Cloud testing and monitoring firm Keynote Systems’ Mobile Internet Testing Environment (a.k.a. MITE) powers the GoMoMeter. MITE leverages more than 4,000 measurement computers and mobile devices across 275 locations worldwide to provide on-demand performance monitoring for thousands of enterprise web and mobile sites.
“Small businesses are still struggling to go mobile,” says Keynote senior product manager Nisheeth Mohan. “It’s not a simple transition. People think they can just repurpose their existing site for mobile, and that’s not correct. You need to optimize the user experience and optimize the site. Navigation is a problem—you click on one link, and because of fat fingers, you end up clicking on another instead.”
Interacting with customers via the mobile channel is about more than making sure your site is smartphone-ready, Mohan says—it’s also about understanding the differences between the desktop and mobile experience.
“Users have a different context on mobile,” he explains. “If you’re searching for a movie on mobile, you’re probably looking for something that’s close by. If you’re searching for a movie on the desktop, you’re probably looking for trailers.”
While mobile consumers may have certain demands and expectations from small business websites, it’s also imperative that business owners are clear about what services and capabilities the site delivers.
“What do you want users to do?” Mohan says. “If you’re offering products for sale, you want users to be able to see what merchandise is available in your store. Users commonly want to read reviews.
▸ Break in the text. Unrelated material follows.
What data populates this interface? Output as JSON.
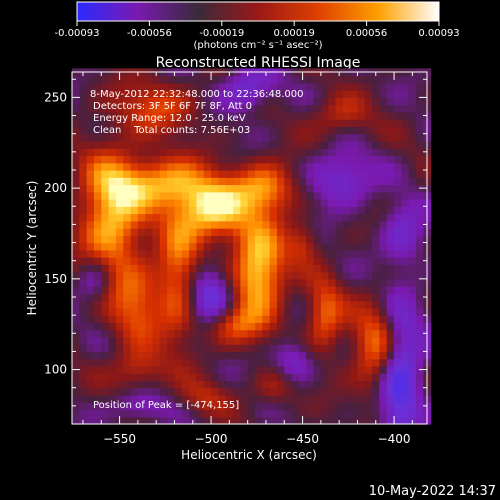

You have to make sure that content isn’t too big or too small. Another common feature is support for geo-location, like tools for finding the nearest location and mapping directions.”
But the biggest challenge facing businesses going mobile is the vast number of rival devices in the marketplace—a website won’t look and behave the same on the iPhone as it does on an Android or BlackBerry phone because of varying screen sizes, processing speeds, etc. Even one Android device is often radically different from another because of manufacturer customizations and operating system updates. GoMoMeter can help.
“You want to make sure you test on all [phones], or at least the most popular ones,” Mohan says. “Start testing your site early in the development process, and across many different devices. Once your site is deployed, your job is not done. You need to make sure your mobile site is constantly available and constantly working well. You need to be aware of the limitations and performance issues that users can face. Users need to be able to access your site wherever they are, from whichever device they’re using.”